The use of a Super Cell is essential to maintain a sufficient distance between neighboring excited atoms. In case where the cell is small, an excited atom may be influenced by an excited atom in a neighboring cell due to periodic boundary condition. To prevent this, the cell is automatically converted into an appropriate super cell based on the cell size.

To select the atom to be excited, use Target Atom. Click Select Atom and choose an atom by double-click. Once you’ve finished selecting the atom, it will be displayed on the button when you click End Selecting Atom.

Next, click the Core-hole P.P. button to select the pseudopotential for the excited atom. It is important to choose a pseudopotential with a hole in the core orbital (Core-hole pseudopotential). Please note that Core-hole pseudopotentials are not included in the NanoLabo Tool. If needed, you can download them using Download button. The files are typically named as “star + orbital name”(star1s, for example) to indicate the location of the hole (= from which orbital it is excited).

Additionally, for XAFS calculations that rely on core orbital wave function information, it is necessary to use the GIPAW pseudopotential, which contains that information. To do this, go to the menu editormenuicon in the lower right, then navigate to Geometry ‣ Elements and set GIPAW pseudopotential for the element corresponding to the excited atom. These pseudopotential files typically include “gipaw” in their file names.


Select MD from the menu editormenuicon located at the lower right, then open the CPMD tab and set Car-Parrinello to yes. This will enable you to perform Car-Parrinello molecular dynamics calculation.

The SCF calculation of the electronic state is conducted initially, followed by the time evolution of both the electronic state and the atomic structure. You can select the method for the initial SCF calculation using Initial SCF. The other parameters of electronic state calculations are configured by referring the settings in the SCF screen, with possible modifications to account for the limitations of CPMD.
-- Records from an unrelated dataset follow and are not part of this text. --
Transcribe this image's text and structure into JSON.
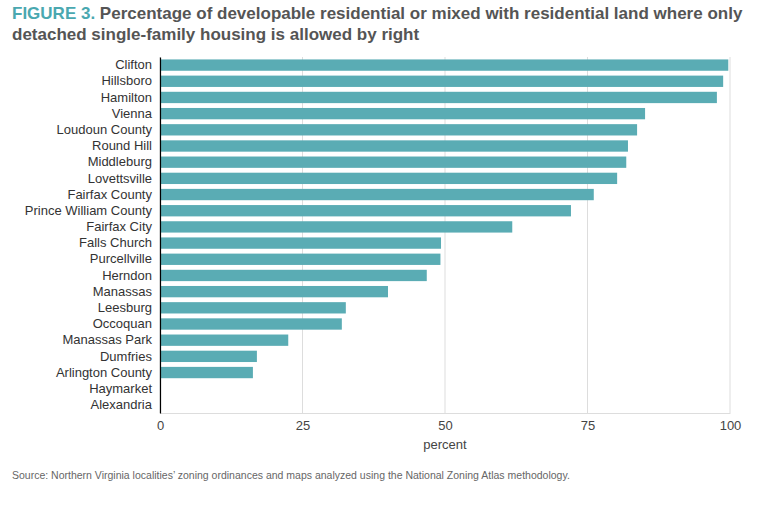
{
  "chart_data": {
    "type": "bar",
    "title": "FIGURE 3. Percentage of developable residential or mixed with residential land where only detached single-family housing is allowed by right",
    "categories": [
      "Clifton",
      "Hillsboro",
      "Hamilton",
      "Vienna",
      "Loudoun County",
      "Round Hill",
      "Middleburg",
      "Lovettsville",
      "Fairfax County",
      "Prince William County",
      "Fairfax City",
      "Falls Church",
      "Purcellville",
      "Herndon",
      "Manassas",
      "Leesburg",
      "Occoquan",
      "Manassas Park",
      "Dumfries",
      "Arlington County",
      "Haymarket",
      "Alexandria"
    ],
    "values": [
      99.7,
      98.8,
      97.7,
      85.1,
      83.7,
      82.1,
      81.8,
      80.2,
      76.1,
      72.1,
      61.8,
      49.3,
      49.2,
      46.8,
      40.0,
      32.6,
      31.9,
      22.5,
      17.0,
      16.3,
      0,
      0
    ],
    "color": "#5aacb4",
    "orientation": "horizontal",
    "xlabel": "percent",
    "xlim": [
      0,
      100
    ],
    "xticks": [
      0,
      25,
      50,
      75,
      100
    ],
    "grid": true,
    "source": "Source: Northern Virginia localities’ zoning ordinances and maps analyzed using the National Zoning Atlas methodology."
  }
}
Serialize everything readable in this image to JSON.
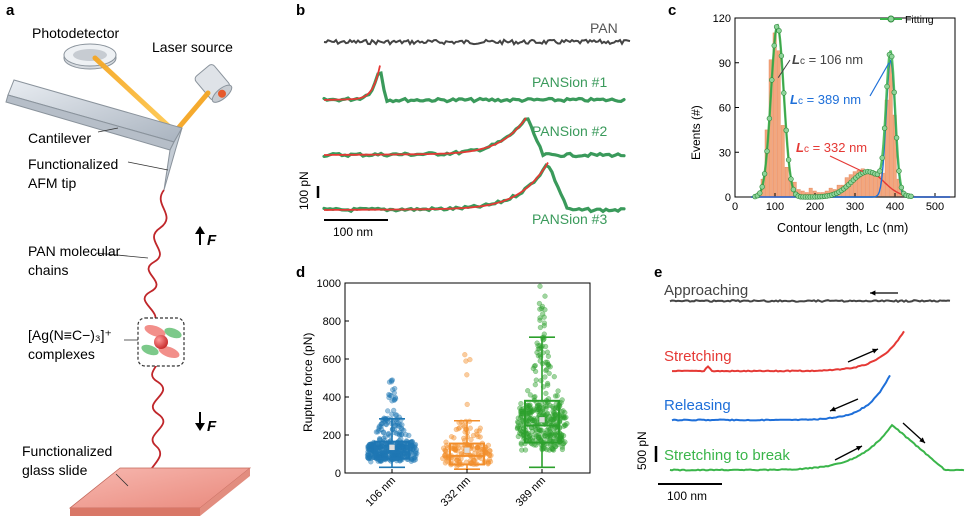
{
  "panels": {
    "a": {
      "letter": "a",
      "photodetector": "Photodetector",
      "laser": "Laser source",
      "cantilever": "Cantilever",
      "tip_line1": "Functionalized",
      "tip_line2": "AFM tip",
      "chains_line1": "PAN molecular",
      "chains_line2": "chains",
      "complex_line1": "[Ag(N≡C−)₃]⁺",
      "complex_line2": "complexes",
      "slide_line1": "Functionalized",
      "slide_line2": "glass slide",
      "force_label": "F"
    },
    "b": {
      "letter": "b",
      "traces": [
        "PAN",
        "PANSion #1",
        "PANSion #2",
        "PANSion #3"
      ],
      "scale_force": "100 pN",
      "scale_length": "100 nm",
      "colors": {
        "data": "#3a9a5b",
        "fit": "#e53935",
        "pan": "#444444"
      }
    },
    "e": {
      "letter": "e",
      "traces": [
        "Approaching",
        "Stretching",
        "Releasing",
        "Stretching to break"
      ],
      "colors": [
        "#444444",
        "#e53935",
        "#1e6fd9",
        "#3ab54a"
      ],
      "scale_force": "500 pN",
      "scale_length": "100 nm"
    }
  },
  "chart_data": [
    {
      "id": "c",
      "letter": "c",
      "type": "bar",
      "title": "",
      "xlabel": "Contour length, Lc (nm)",
      "ylabel": "Events (#)",
      "xlim": [
        0,
        550
      ],
      "ylim": [
        0,
        120
      ],
      "xticks": [
        0,
        100,
        200,
        300,
        400,
        500
      ],
      "yticks": [
        0,
        30,
        60,
        90,
        120
      ],
      "bin_width": 10,
      "x": [
        60,
        70,
        80,
        90,
        100,
        110,
        120,
        130,
        140,
        150,
        160,
        170,
        180,
        190,
        200,
        210,
        220,
        230,
        240,
        250,
        260,
        270,
        280,
        290,
        300,
        310,
        320,
        330,
        340,
        350,
        360,
        370,
        380,
        390,
        400,
        410,
        420,
        430
      ],
      "values": [
        3,
        12,
        45,
        92,
        110,
        98,
        48,
        20,
        12,
        10,
        5,
        4,
        3,
        6,
        4,
        3,
        3,
        4,
        6,
        5,
        8,
        8,
        13,
        15,
        17,
        18,
        19,
        16,
        15,
        17,
        14,
        16,
        65,
        90,
        55,
        12,
        4,
        2
      ],
      "legend": "Fitting",
      "legend_position": "top-right",
      "annotations": [
        {
          "prefix": "L",
          "sub": "c",
          "text": " = 106 nm",
          "color": "#444444"
        },
        {
          "prefix": "L",
          "sub": "c",
          "text": " = 389 nm",
          "color": "#1e6fd9"
        },
        {
          "prefix": "L",
          "sub": "c",
          "text": " = 332 nm",
          "color": "#e53935"
        }
      ],
      "gaussian_peaks": [
        {
          "center": 106,
          "amplitude": 115,
          "sigma": 16,
          "color": "#444444"
        },
        {
          "center": 332,
          "amplitude": 17,
          "sigma": 40,
          "color": "#e53935"
        },
        {
          "center": 389,
          "amplitude": 92,
          "sigma": 11,
          "color": "#1e6fd9"
        }
      ],
      "colors": {
        "bars": "#f3a77e",
        "fit": "#3ab54a"
      }
    },
    {
      "id": "d",
      "letter": "d",
      "type": "box",
      "title": "",
      "ylabel": "Rupture force (pN)",
      "ylim": [
        0,
        1000
      ],
      "yticks": [
        0,
        200,
        400,
        600,
        800,
        1000
      ],
      "categories": [
        "106 nm",
        "332 nm",
        "389 nm"
      ],
      "colors": [
        "#1f77b4",
        "#f28e2b",
        "#2ca02c"
      ],
      "boxes": [
        {
          "whisker_low": 30,
          "q1": 75,
          "median": 110,
          "mean": 135,
          "q3": 165,
          "whisker_high": 285,
          "max": 520,
          "n": 420
        },
        {
          "whisker_low": 20,
          "q1": 45,
          "median": 90,
          "mean": 120,
          "q3": 155,
          "whisker_high": 275,
          "max": 640,
          "n": 160
        },
        {
          "whisker_low": 30,
          "q1": 160,
          "median": 250,
          "mean": 280,
          "q3": 380,
          "whisker_high": 715,
          "max": 1000,
          "n": 380
        }
      ]
    }
  ]
}
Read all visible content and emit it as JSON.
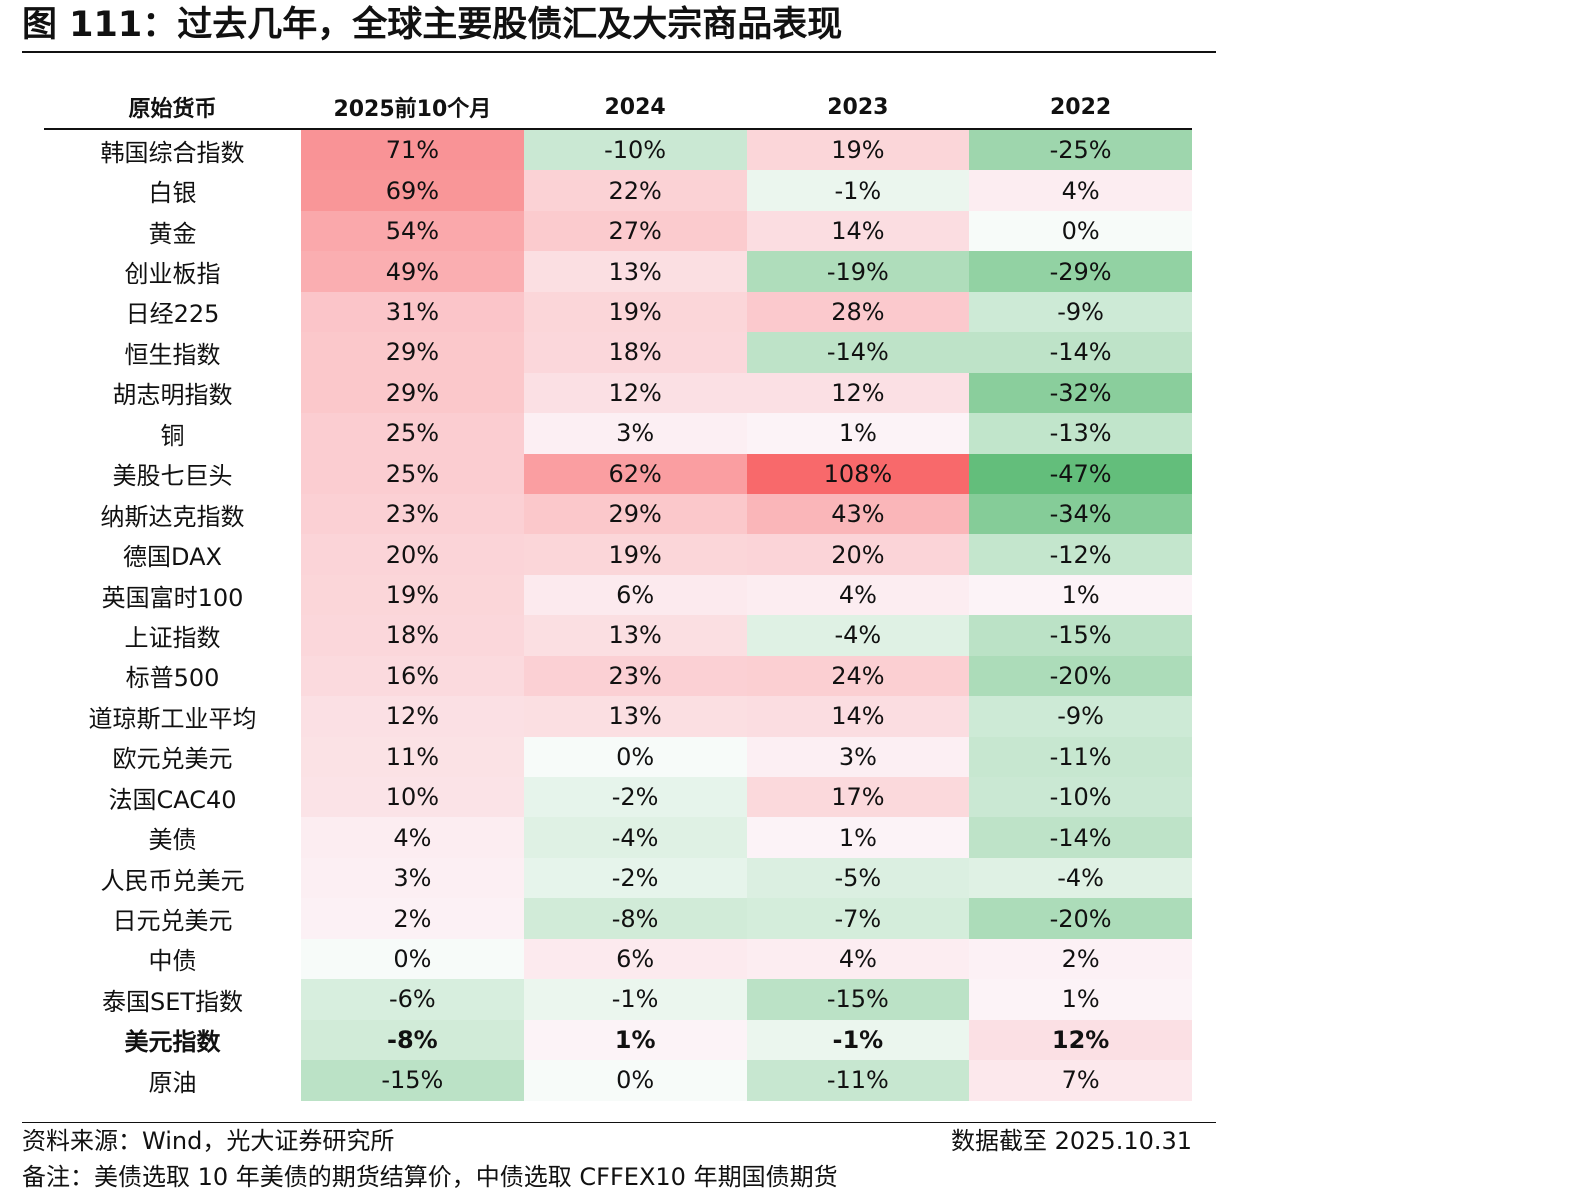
{
  "title": "图 111：过去几年，全球主要股债汇及大宗商品表现",
  "table": {
    "headers": [
      "原始货币",
      "2025前10个月",
      "2024",
      "2023",
      "2022"
    ],
    "rows": [
      {
        "name": "韩国综合指数",
        "values": [
          71,
          -10,
          19,
          -25
        ],
        "labels": [
          "71%",
          "-10%",
          "19%",
          "-25%"
        ],
        "bold": false
      },
      {
        "name": "白银",
        "values": [
          69,
          22,
          -1,
          4
        ],
        "labels": [
          "69%",
          "22%",
          "-1%",
          "4%"
        ],
        "bold": false
      },
      {
        "name": "黄金",
        "values": [
          54,
          27,
          14,
          0
        ],
        "labels": [
          "54%",
          "27%",
          "14%",
          "0%"
        ],
        "bold": false
      },
      {
        "name": "创业板指",
        "values": [
          49,
          13,
          -19,
          -29
        ],
        "labels": [
          "49%",
          "13%",
          "-19%",
          "-29%"
        ],
        "bold": false
      },
      {
        "name": "日经225",
        "values": [
          31,
          19,
          28,
          -9
        ],
        "labels": [
          "31%",
          "19%",
          "28%",
          "-9%"
        ],
        "bold": false
      },
      {
        "name": "恒生指数",
        "values": [
          29,
          18,
          -14,
          -14
        ],
        "labels": [
          "29%",
          "18%",
          "-14%",
          "-14%"
        ],
        "bold": false
      },
      {
        "name": "胡志明指数",
        "values": [
          29,
          12,
          12,
          -32
        ],
        "labels": [
          "29%",
          "12%",
          "12%",
          "-32%"
        ],
        "bold": false
      },
      {
        "name": "铜",
        "values": [
          25,
          3,
          1,
          -13
        ],
        "labels": [
          "25%",
          "3%",
          "1%",
          "-13%"
        ],
        "bold": false
      },
      {
        "name": "美股七巨头",
        "values": [
          25,
          62,
          108,
          -47
        ],
        "labels": [
          "25%",
          "62%",
          "108%",
          "-47%"
        ],
        "bold": false
      },
      {
        "name": "纳斯达克指数",
        "values": [
          23,
          29,
          43,
          -34
        ],
        "labels": [
          "23%",
          "29%",
          "43%",
          "-34%"
        ],
        "bold": false
      },
      {
        "name": "德国DAX",
        "values": [
          20,
          19,
          20,
          -12
        ],
        "labels": [
          "20%",
          "19%",
          "20%",
          "-12%"
        ],
        "bold": false
      },
      {
        "name": "英国富时100",
        "values": [
          19,
          6,
          4,
          1
        ],
        "labels": [
          "19%",
          "6%",
          "4%",
          "1%"
        ],
        "bold": false
      },
      {
        "name": "上证指数",
        "values": [
          18,
          13,
          -4,
          -15
        ],
        "labels": [
          "18%",
          "13%",
          "-4%",
          "-15%"
        ],
        "bold": false
      },
      {
        "name": "标普500",
        "values": [
          16,
          23,
          24,
          -20
        ],
        "labels": [
          "16%",
          "23%",
          "24%",
          "-20%"
        ],
        "bold": false
      },
      {
        "name": "道琼斯工业平均",
        "values": [
          12,
          13,
          14,
          -9
        ],
        "labels": [
          "12%",
          "13%",
          "14%",
          "-9%"
        ],
        "bold": false
      },
      {
        "name": "欧元兑美元",
        "values": [
          11,
          0,
          3,
          -11
        ],
        "labels": [
          "11%",
          "0%",
          "3%",
          "-11%"
        ],
        "bold": false
      },
      {
        "name": "法国CAC40",
        "values": [
          10,
          -2,
          17,
          -10
        ],
        "labels": [
          "10%",
          "-2%",
          "17%",
          "-10%"
        ],
        "bold": false
      },
      {
        "name": "美债",
        "values": [
          4,
          -4,
          1,
          -14
        ],
        "labels": [
          "4%",
          "-4%",
          "1%",
          "-14%"
        ],
        "bold": false
      },
      {
        "name": "人民币兑美元",
        "values": [
          3,
          -2,
          -5,
          -4
        ],
        "labels": [
          "3%",
          "-2%",
          "-5%",
          "-4%"
        ],
        "bold": false
      },
      {
        "name": "日元兑美元",
        "values": [
          2,
          -8,
          -7,
          -20
        ],
        "labels": [
          "2%",
          "-8%",
          "-7%",
          "-20%"
        ],
        "bold": false
      },
      {
        "name": "中债",
        "values": [
          0,
          6,
          4,
          2
        ],
        "labels": [
          "0%",
          "6%",
          "4%",
          "2%"
        ],
        "bold": false
      },
      {
        "name": "泰国SET指数",
        "values": [
          -6,
          -1,
          -15,
          1
        ],
        "labels": [
          "-6%",
          "-1%",
          "-15%",
          "1%"
        ],
        "bold": false
      },
      {
        "name": "美元指数",
        "values": [
          -8,
          1,
          -1,
          12
        ],
        "labels": [
          "-8%",
          "1%",
          "-1%",
          "12%"
        ],
        "bold": true
      },
      {
        "name": "原油",
        "values": [
          -15,
          0,
          -11,
          7
        ],
        "labels": [
          "-15%",
          "0%",
          "-11%",
          "7%"
        ],
        "bold": false
      }
    ]
  },
  "colors": {
    "positive_max": "#f8696b",
    "negative_max": "#63be7b",
    "neutral": "#f7fbf9"
  },
  "footer": {
    "source": "资料来源：Wind，光大证券研究所",
    "cutoff": "数据截至 2025.10.31",
    "note": "备注：美债选取 10 年美债的期货结算价，中债选取 CFFEX10 年期国债期货"
  }
}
Additionally, please note the following limitations regarding pseudopotential:

  • When using ultrasoft pseudopotential, the box grid must be configured.

  • PAW pseudopotential cannot be used.

NMR spectrum

When you select GIPAW from the menu editormenuicon located at the lower right, you will find NMR spectrum settings.
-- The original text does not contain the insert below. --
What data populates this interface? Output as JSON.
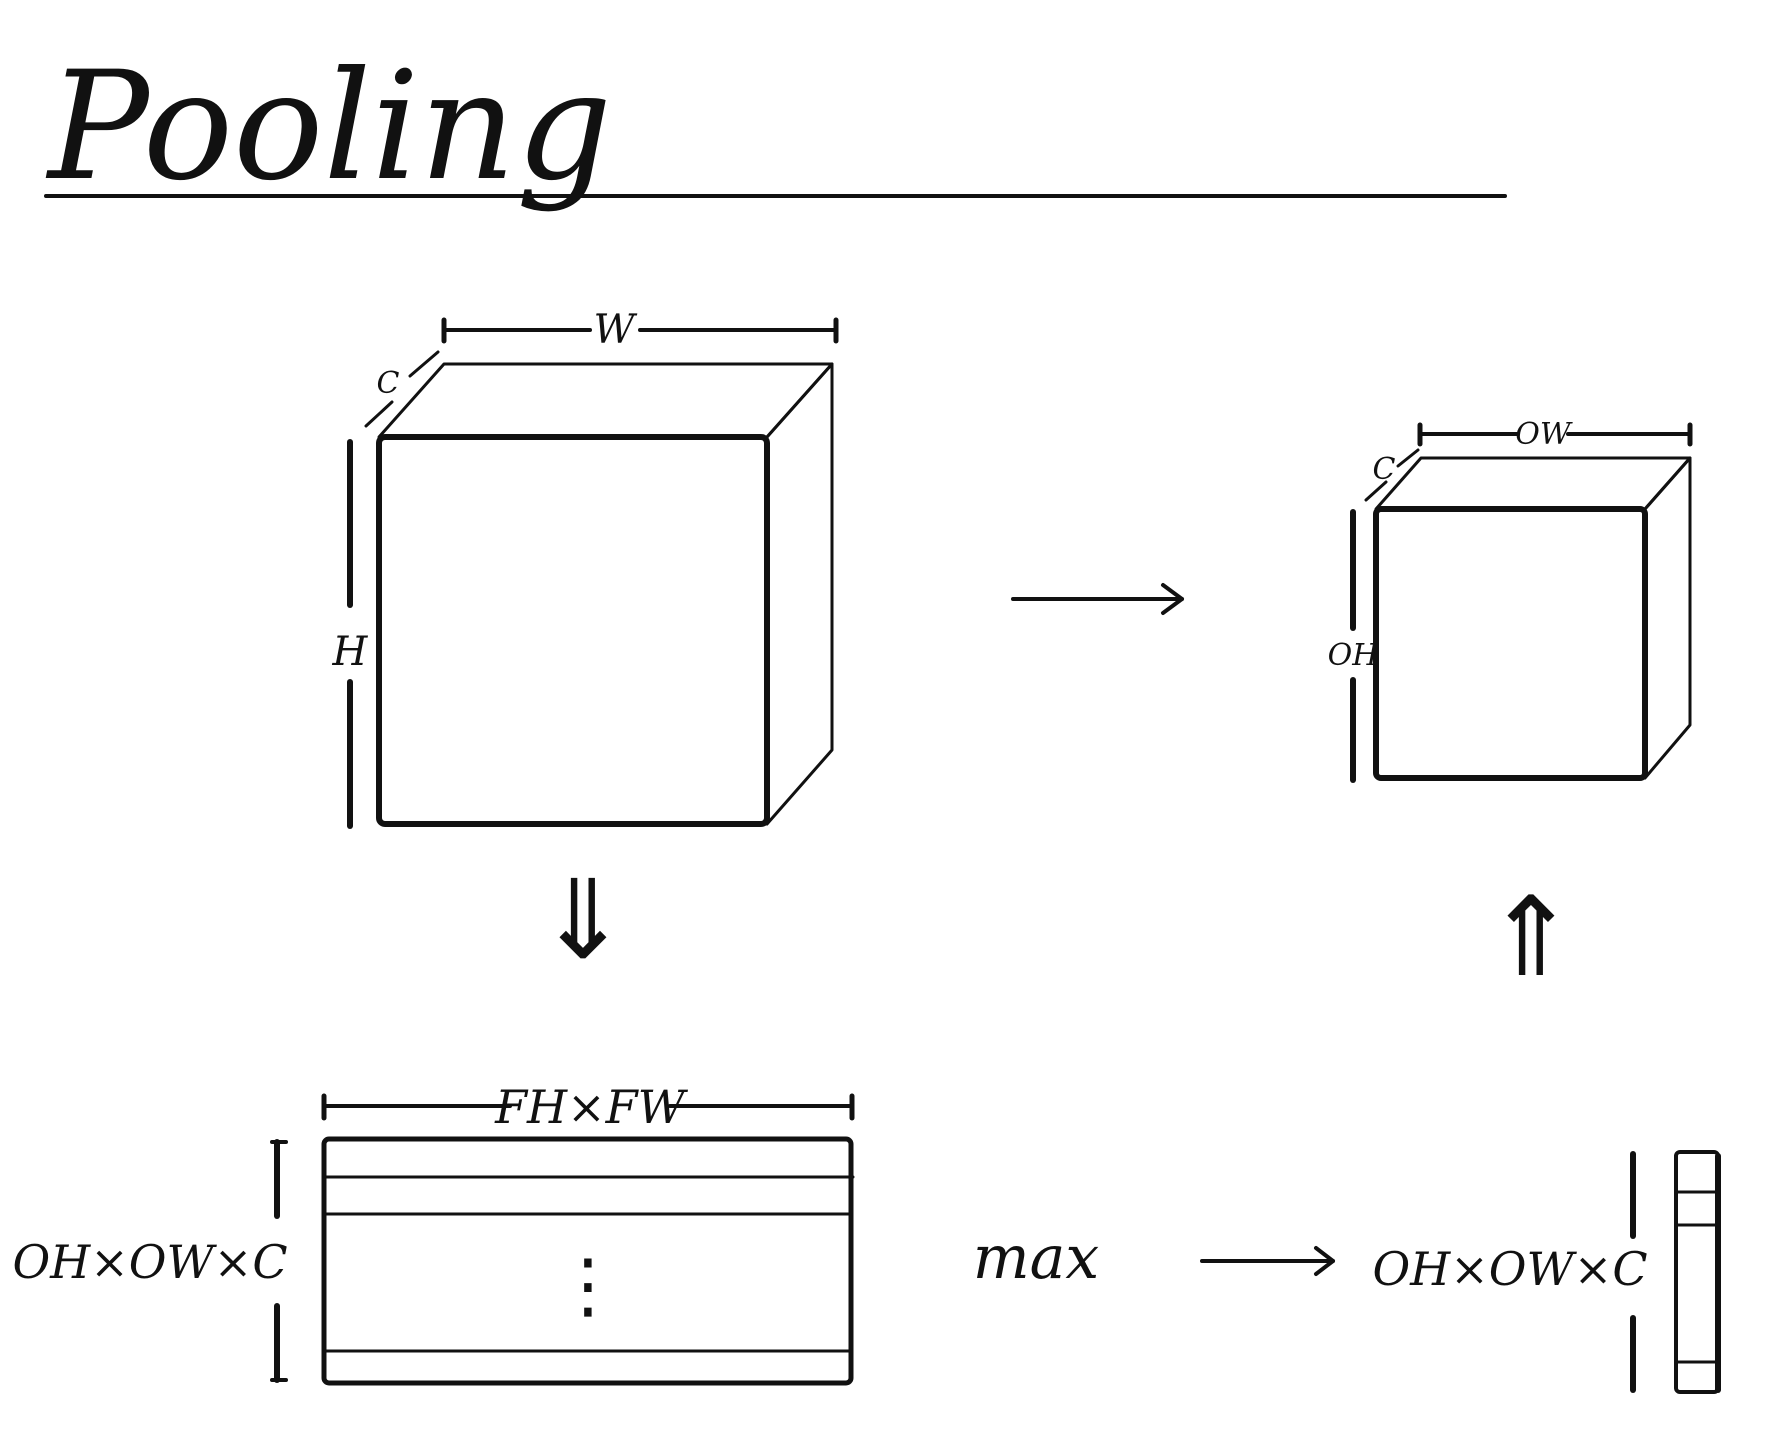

Set Macroscopic Shape to yes to apply the correction related to the macroscopic shape of the sample. Specify the correction along each axis by Shape Tensor.

You can also specify the shielding tensor of the reference compound \sigma_\mathrm{ref} in the result plotting screen.

Phonon Dispersion

When you select Ph. Dispersion from the menu editormenuicon located at the lower right, you will find phonon dispersion settings.

Set Calc. DOS in the DOS tab ( Calc. Band in BAND tab) to perform calculation of phonon density of states (phonon bands).

You can account for LO-TO splitting by setting Non-Analytic Term to yes. To enable the correction, the Born effective charge must be obtained in advance by calculating Phonon at the Γ point (qx, qy, qz) = (0, 0, 0) and the Dielectric Constant , Effective Charge set to yes. If the Born effective charge is not calculated, the calculation will Proceed without correction, even if Non-Analytic Term is set to yes.